Nonetheless, it’s a losing battle, with the plot inanities piling on rapidly. The story begins with Ray and his genial partner Andre (Bobby Cannavale, underused) spearheading a raid on a gas station that houses a tunnel direct to Mexico. In the ensuing chaos, snipers from across the border (they must be very good shots) kill one of the agents.
It turns out that the slain agent’s son Jesse (Blu del Barrio) is a schoolmate of Ray’s son Cody (Jack Champion, Avatar: The Way of Water). To get revenge for the killing and provide much needed money for Jesse and his now widowed mother, Cody and his classmates (Sophia Lillis, Whitney Peak, Zaire Adams) start a GoFundMe campaign.
No, not really. Instead, they do the much more sensible thing. Namely, going after the drug traffickers themselves by raiding Mexican cartel trap houses and robbing their mules, using equipment borrowed from their parents including night-vision goggles and beanbag shotguns. Their first raid proves successful but they only net $497, leading them to go bigger and bolder with their illicit operations while an increasingly befuddled Ray and Andre wonder what the hell is going on.

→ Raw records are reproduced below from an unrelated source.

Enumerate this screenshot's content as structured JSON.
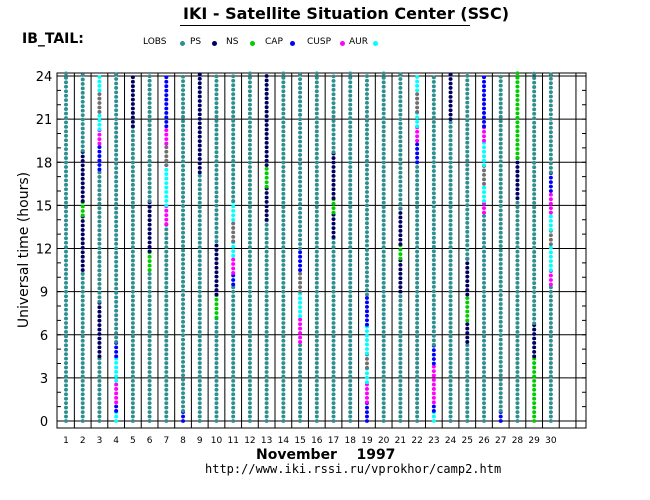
{
  "header": {
    "title": "IKI - Satellite Situation Center (SSC)",
    "satellite": "IB_TAIL:"
  },
  "legend": [
    {
      "label": "LOBS",
      "color": "#000000"
    },
    {
      "label": "PS",
      "color": "#2f8f8f"
    },
    {
      "label": "NS",
      "color": "#000060"
    },
    {
      "label": "CAP",
      "color": "#00cc00"
    },
    {
      "label": "CUSP",
      "color": "#0000ff"
    },
    {
      "label": "AUR",
      "color": "#ff00ff"
    },
    {
      "label": "",
      "color": "#00ffff"
    }
  ],
  "footer": {
    "month": "November    1997",
    "url": "http://www.iki.rssi.ru/vprokhor/camp2.htm"
  },
  "colors": {
    "PS": "#2f8f8f",
    "NS": "#000060",
    "CAP": "#00cc00",
    "CUSP": "#0000ff",
    "AUR": "#ff00ff",
    "BND": "#00ffff",
    "GAP": "#707070",
    "grid": "#000000"
  },
  "chart_data": {
    "type": "scatter",
    "title": "IKI - Satellite Situation Center (SSC)",
    "xlabel": "November    1997",
    "ylabel": "Universal time (hours)",
    "xlim": [
      1,
      30
    ],
    "ylim": [
      0,
      24
    ],
    "x_ticks": [
      "1",
      "2",
      "3",
      "4",
      "5",
      "6",
      "7",
      "8",
      "9",
      "10",
      "11",
      "12",
      "13",
      "14",
      "15",
      "16",
      "17",
      "18",
      "19",
      "20",
      "21",
      "22",
      "23",
      "24",
      "25",
      "26",
      "27",
      "28",
      "29",
      "30"
    ],
    "y_ticks": [
      "0",
      "3",
      "6",
      "9",
      "12",
      "15",
      "18",
      "21",
      "24"
    ],
    "grid": true,
    "days": [
      {
        "day": 1,
        "segments": [
          [
            0,
            24.3,
            "PS"
          ]
        ]
      },
      {
        "day": 2,
        "segments": [
          [
            0,
            10.5,
            "PS"
          ],
          [
            10.5,
            14.3,
            "NS"
          ],
          [
            14.3,
            15.3,
            "CAP"
          ],
          [
            15.3,
            18.8,
            "NS"
          ],
          [
            18.8,
            24.3,
            "PS"
          ]
        ]
      },
      {
        "day": 3,
        "segments": [
          [
            0,
            4.5,
            "PS"
          ],
          [
            4.5,
            8.3,
            "NS"
          ],
          [
            8.3,
            17.5,
            "PS"
          ],
          [
            17.5,
            19.3,
            "CUSP"
          ],
          [
            19.3,
            20.3,
            "AUR"
          ],
          [
            20.3,
            21.5,
            "BND"
          ],
          [
            21.5,
            23.0,
            "GAP"
          ],
          [
            23.0,
            24.3,
            "BND"
          ]
        ]
      },
      {
        "day": 4,
        "segments": [
          [
            0,
            0.7,
            "BND"
          ],
          [
            0.7,
            1.3,
            "CUSP"
          ],
          [
            1.3,
            2.8,
            "AUR"
          ],
          [
            2.8,
            4.5,
            "BND"
          ],
          [
            4.5,
            5.5,
            "CUSP"
          ],
          [
            5.5,
            24.3,
            "PS"
          ]
        ]
      },
      {
        "day": 5,
        "segments": [
          [
            0,
            20.5,
            "PS"
          ],
          [
            20.5,
            24.3,
            "NS"
          ]
        ]
      },
      {
        "day": 6,
        "segments": [
          [
            0,
            10.5,
            "PS"
          ],
          [
            10.5,
            11.8,
            "CAP"
          ],
          [
            11.8,
            15.3,
            "NS"
          ],
          [
            15.3,
            24.3,
            "PS"
          ]
        ]
      },
      {
        "day": 7,
        "segments": [
          [
            0,
            13.7,
            "PS"
          ],
          [
            13.7,
            15.0,
            "AUR"
          ],
          [
            15.0,
            17.8,
            "BND"
          ],
          [
            17.8,
            19.3,
            "GAP"
          ],
          [
            19.3,
            20.5,
            "AUR"
          ],
          [
            20.5,
            24.3,
            "CUSP"
          ]
        ]
      },
      {
        "day": 8,
        "segments": [
          [
            0,
            0.7,
            "CUSP"
          ],
          [
            0.7,
            24.3,
            "PS"
          ]
        ]
      },
      {
        "day": 9,
        "segments": [
          [
            0,
            17.3,
            "PS"
          ],
          [
            17.3,
            24.3,
            "NS"
          ]
        ]
      },
      {
        "day": 10,
        "segments": [
          [
            0,
            7.2,
            "PS"
          ],
          [
            7.2,
            8.8,
            "CAP"
          ],
          [
            8.8,
            12.5,
            "NS"
          ],
          [
            12.5,
            24.3,
            "PS"
          ]
        ]
      },
      {
        "day": 11,
        "segments": [
          [
            0,
            9.5,
            "PS"
          ],
          [
            9.5,
            10.3,
            "CUSP"
          ],
          [
            10.3,
            11.5,
            "AUR"
          ],
          [
            11.5,
            12.5,
            "BND"
          ],
          [
            12.5,
            14.0,
            "GAP"
          ],
          [
            14.0,
            15.3,
            "BND"
          ],
          [
            15.3,
            24.3,
            "PS"
          ]
        ]
      },
      {
        "day": 12,
        "segments": [
          [
            0,
            24.3,
            "PS"
          ]
        ]
      },
      {
        "day": 13,
        "segments": [
          [
            0,
            14.0,
            "PS"
          ],
          [
            14.0,
            16.3,
            "NS"
          ],
          [
            16.3,
            17.8,
            "CAP"
          ],
          [
            17.8,
            24.3,
            "NS"
          ]
        ]
      },
      {
        "day": 14,
        "segments": [
          [
            0,
            24.3,
            "PS"
          ]
        ]
      },
      {
        "day": 15,
        "segments": [
          [
            0,
            5.5,
            "PS"
          ],
          [
            5.5,
            7.3,
            "AUR"
          ],
          [
            7.3,
            9.0,
            "BND"
          ],
          [
            9.0,
            10.5,
            "GAP"
          ],
          [
            10.5,
            12.0,
            "CUSP"
          ],
          [
            12.0,
            24.3,
            "PS"
          ]
        ]
      },
      {
        "day": 16,
        "segments": [
          [
            0,
            24.3,
            "PS"
          ]
        ]
      },
      {
        "day": 17,
        "segments": [
          [
            0,
            12.8,
            "PS"
          ],
          [
            12.8,
            14.5,
            "NS"
          ],
          [
            14.5,
            15.5,
            "CAP"
          ],
          [
            15.5,
            18.7,
            "NS"
          ],
          [
            18.7,
            24.3,
            "PS"
          ]
        ]
      },
      {
        "day": 18,
        "segments": [
          [
            0,
            24.3,
            "PS"
          ]
        ]
      },
      {
        "day": 19,
        "segments": [
          [
            0,
            1.3,
            "CUSP"
          ],
          [
            1.3,
            2.7,
            "AUR"
          ],
          [
            2.7,
            3.7,
            "BND"
          ],
          [
            3.7,
            4.7,
            "GAP"
          ],
          [
            4.7,
            6.7,
            "BND"
          ],
          [
            6.7,
            8.8,
            "CUSP"
          ],
          [
            8.8,
            24.3,
            "PS"
          ]
        ]
      },
      {
        "day": 20,
        "segments": [
          [
            0,
            24.3,
            "PS"
          ]
        ]
      },
      {
        "day": 21,
        "segments": [
          [
            0,
            9.0,
            "PS"
          ],
          [
            9.0,
            11.3,
            "NS"
          ],
          [
            11.3,
            12.3,
            "CAP"
          ],
          [
            12.3,
            14.8,
            "NS"
          ],
          [
            14.8,
            24.3,
            "PS"
          ]
        ]
      },
      {
        "day": 22,
        "segments": [
          [
            0,
            18.0,
            "PS"
          ],
          [
            18.0,
            19.5,
            "CUSP"
          ],
          [
            19.5,
            20.5,
            "AUR"
          ],
          [
            20.5,
            21.5,
            "BND"
          ],
          [
            21.5,
            23.0,
            "GAP"
          ],
          [
            23.0,
            24.3,
            "BND"
          ]
        ]
      },
      {
        "day": 23,
        "segments": [
          [
            0,
            0.7,
            "BND"
          ],
          [
            0.7,
            1.3,
            "CUSP"
          ],
          [
            1.3,
            4.0,
            "AUR"
          ],
          [
            4.0,
            5.3,
            "CUSP"
          ],
          [
            5.3,
            24.3,
            "PS"
          ]
        ]
      },
      {
        "day": 24,
        "segments": [
          [
            0,
            21.0,
            "PS"
          ],
          [
            21.0,
            24.3,
            "NS"
          ]
        ]
      },
      {
        "day": 25,
        "segments": [
          [
            0,
            5.5,
            "PS"
          ],
          [
            5.5,
            7.0,
            "NS"
          ],
          [
            7.0,
            8.8,
            "CAP"
          ],
          [
            8.8,
            11.3,
            "NS"
          ],
          [
            11.3,
            24.3,
            "PS"
          ]
        ]
      },
      {
        "day": 26,
        "segments": [
          [
            0,
            14.5,
            "PS"
          ],
          [
            14.5,
            15.3,
            "AUR"
          ],
          [
            15.3,
            16.5,
            "BND"
          ],
          [
            16.5,
            17.8,
            "GAP"
          ],
          [
            17.8,
            19.5,
            "BND"
          ],
          [
            19.5,
            20.5,
            "AUR"
          ],
          [
            20.5,
            24.3,
            "CUSP"
          ]
        ]
      },
      {
        "day": 27,
        "segments": [
          [
            0,
            0.7,
            "CUSP"
          ],
          [
            0.7,
            24.3,
            "PS"
          ]
        ]
      },
      {
        "day": 28,
        "segments": [
          [
            0,
            15.5,
            "PS"
          ],
          [
            15.5,
            18.3,
            "NS"
          ],
          [
            18.3,
            24.3,
            "CAP"
          ]
        ]
      },
      {
        "day": 29,
        "segments": [
          [
            0,
            4.5,
            "CAP"
          ],
          [
            4.5,
            6.8,
            "NS"
          ],
          [
            6.8,
            24.3,
            "PS"
          ]
        ]
      },
      {
        "day": 30,
        "segments": [
          [
            0,
            9.5,
            "PS"
          ],
          [
            9.5,
            10.5,
            "AUR"
          ],
          [
            10.5,
            12.3,
            "BND"
          ],
          [
            12.3,
            13.3,
            "GAP"
          ],
          [
            13.3,
            14.5,
            "BND"
          ],
          [
            14.5,
            16.0,
            "AUR"
          ],
          [
            16.0,
            17.3,
            "CUSP"
          ],
          [
            17.3,
            24.3,
            "PS"
          ]
        ]
      }
    ]
  }
}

Naturally, none of this sits well with the cartel leader, Benito (Tony Dalton, who has some experience with this sort of thing since he played the villainous Salamanca on Better Call Saul). Or with Benito’s highly ambitious, even more ruthless sister Natalia (Kate del Castillo, who also has some related experience that you can easily research for yourselves).
The sort of film in which the bad guy declares that he wants to “flush out the rats!” and makes one underling shoot another, Trap House gets increasingly loopy as it goes along — especially in its late plot twist involving Cody’s burgeoning romance with another classmate (Inde Navarrette) that just goes to show that relationships can be risky physically as well as emotionally.
Director Dowse handles the action sequences proficiently, if not very excitingly, while screenwriters Tom O’Connor and Gary Scott Thompson can’t seem to decide if they want to go fully gritty or fully comedic. They land closer to the former, with the result that Trap House never achieves a coherent tone. The fact that it ends with a tease of a sequel represents the sort of optimism you can only find in the film business.